THE TABARD INN, BOROUGH
From a drawing by Philip Norman, F.S.A.
But besides the English shrines already mentioned, there were other local ones for the Londoner. There was the shrine of Our Lady of Crome’s Hill, Greenwich, or that of the Holy Rood of Bermondsey, or that of Our Lady of Willesden, or that of Our Lady of Muswell, or that of “Our Lady that standeth in the Oke.” The last-named place of pilgrimage was somewhere between Highgate and Islington. May its name be supposed to linger in the modern form of Gospel Oak? The whole country, in fact, was studded all over with shrines of local celebrity. Outside London, no one, for instance, knew or cared about Our Lady of Muswell: but to Londoners she was a very real saint, to whom multitudes paid pilgrimage. Of these minor shrines, concerning which Chaucer is silent, which Erasmus never visited, there are very few historical notices extant. When they were suppressed and the images themselves burned, there was no one left to care about the records and the papers connected with them, so they, too, were burned, or they were left to moulder in the muniment chest.
Or, if the Londoner wanted a pilgrimage with little personal exertion, which might be performed in a single day, he could choose between the shrine of Edward the Confessor at Westminster, a place of the greatest sanctity: that of St. Erkenwald in St. Paul’s, also regarded as most powerful and efficacious: there were two feasts of St. Erkenwald: on these days all the clergy of the diocese repaired to the shrine robed in their copes: special indulgences were granted to those who visited this shrine.
The three shrines north of London, now so completely forgotten, all lay in the heart of the great Middlesex Forest. Each of the miraculous images was probably a Lady of the Oak: there was Our Lady of the Oak all over Europe. The miraculous figure is always found in an oak, and is always, it is said, black. Thus, Our Lady of Puy in France, supposed to be the most ancient of these figures, is described as being carved out of cedar, swathed round and round with fine linen like a mummy, deep black, the face and features extremely long, the eyes small and formed of glass, the look haggard and wild (L. and M. Archæological Trans. iv. 178); and there is a Black Virgin at Marseilles.

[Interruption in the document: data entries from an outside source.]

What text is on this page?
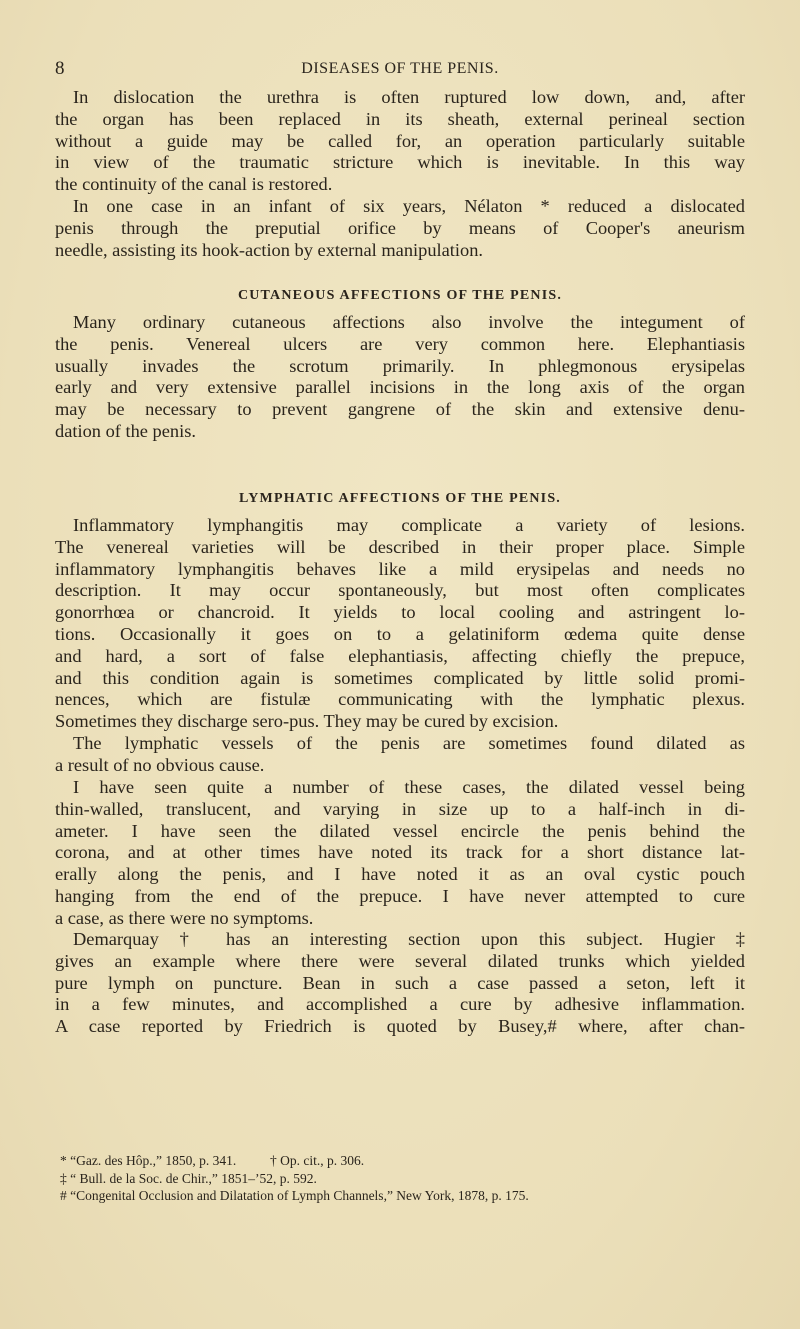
8	DISEASES OF THE PENIS.
In dislocation the urethra is often ruptured low down, and, after
the organ has been replaced in its sheath, external perineal section
without a guide may be called for, an operation particularly suitable
in view of the traumatic stricture which is inevitable. In this way
the continuity of the canal is restored.
In one case in an infant of six years, Nélaton * reduced a dislocated
penis through the preputial orifice by means of Cooper's aneurism
needle, assisting its hook-action by external manipulation.
CUTANEOUS AFFECTIONS OF THE PENIS.
Many ordinary cutaneous affections also involve the integument of
the penis. Venereal ulcers are very common here. Elephantiasis
usually invades the scrotum primarily. In phlegmonous erysipelas
early and very extensive parallel incisions in the long axis of the organ
may be necessary to prevent gangrene of the skin and extensive denu-
dation of the penis.
LYMPHATIC AFFECTIONS OF THE PENIS.
Inflammatory lymphangitis may complicate a variety of lesions.
The venereal varieties will be described in their proper place. Simple
inflammatory lymphangitis behaves like a mild erysipelas and needs no
description. It may occur spontaneously, but most often complicates
gonorrhœa or chancroid. It yields to local cooling and astringent lo-
tions. Occasionally it goes on to a gelatiniform œdema quite dense
and hard, a sort of false elephantiasis, affecting chiefly the prepuce,
and this condition again is sometimes complicated by little solid promi-
nences, which are fistulæ communicating with the lymphatic plexus.
Sometimes they discharge sero-pus. They may be cured by excision.
The lymphatic vessels of the penis are sometimes found dilated as
a result of no obvious cause.
I have seen quite a number of these cases, the dilated vessel being
thin-walled, translucent, and varying in size up to a half-inch in di-
ameter. I have seen the dilated vessel encircle the penis behind the
corona, and at other times have noted its track for a short distance lat-
erally along the penis, and I have noted it as an oval cystic pouch
hanging from the end of the prepuce. I have never attempted to cure
a case, as there were no symptoms.
Demarquay † has an interesting section upon this subject. Hugier ‡
gives an example where there were several dilated trunks which yielded
pure lymph on puncture. Bean in such a case passed a seton, left it
in a few minutes, and accomplished a cure by adhesive inflammation.
A case reported by Friedrich is quoted by Busey,# where, after chan-
* “Gaz. des Hôp.,” 1850, p. 341.          † Op. cit., p. 306.
‡ “ Bull. de la Soc. de Chir.,” 1851–’52, p. 592.
# “Congenital Occlusion and Dilatation of Lymph Channels,” New York, 1878, p. 175.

These shrines were near enough for a single day’s journey: a pleasant summer’s ride through the gardens and orchards of Islington where the Forest began, and so over the greensward and under the branches of the wood to the clearing on the top of Muswell Hill, where now stands the Alexandra Palace, and then stood the chapel containing the black image swathed with linen, crowned, decked with gold and jewels, before which stood the altar and burned the lamp day and night. Every day through the summer came the penitents, the sick, the jovial pilgrims, who only wanted to put in a plea for indulgence. Outside the chapel there were taverns and merry-making places. First the pilgrim knelt at the shrine; sometimes he went round it on his knees; and prayed, with simple belief, if not with fervour; faith made the sick man whole; faith absolved the penitent; faith made the most careless happy in the belief that Our Lady of Muswell had knocked off many—he knew not how many—years of purgatory. The religious act finished, no one objected to pleasure and merriment. There are indications that the merriment was not always seemly, nor was the pleasure always sinless. Yet pilgrimage continued because the sick who had been healed spread abroad the story of their miraculous cures, and because everybody wanted to get out of purgatory as quickly as possible, and because it was a most delightful form of holiday and recreation.
The Lollards preached against pilgrimages continually; a fact charged against them by the Church time after time. Thus, when a Lollard named William Dynet had to abjure his Lollardy in the year 1395, he swore that thenceforth he would worship images and that he would never more despise pilgrimages. A hundred and forty years more the worship of images had to continue in the land. Piers Plowman speaks with contempt of the sham holiness of pilgrims in words already quoted:
“Heremytes in an heep with hoked staves,
Wenten to Walsingham and their wenches after.”
Later on, one Father Donald, a Scotch Friar, said, preaching, “Ye men of London, gang on yourself with your wives to Willesden, or else keep them at home with you in sorrow.”
In the year 1509, when there occurred a fire in Willesden Church, which damaged the sacred image, one Elizabeth, wife of John Sampson, citizen, got into trouble for expressing a not unnatural doubt of the power of the image to help others when she could not help herself. “If Our Lady of Willesden might have holpen men and women which go to her of pilgrimage, she would not have suffered her own tayle (taille) to have been burnt.”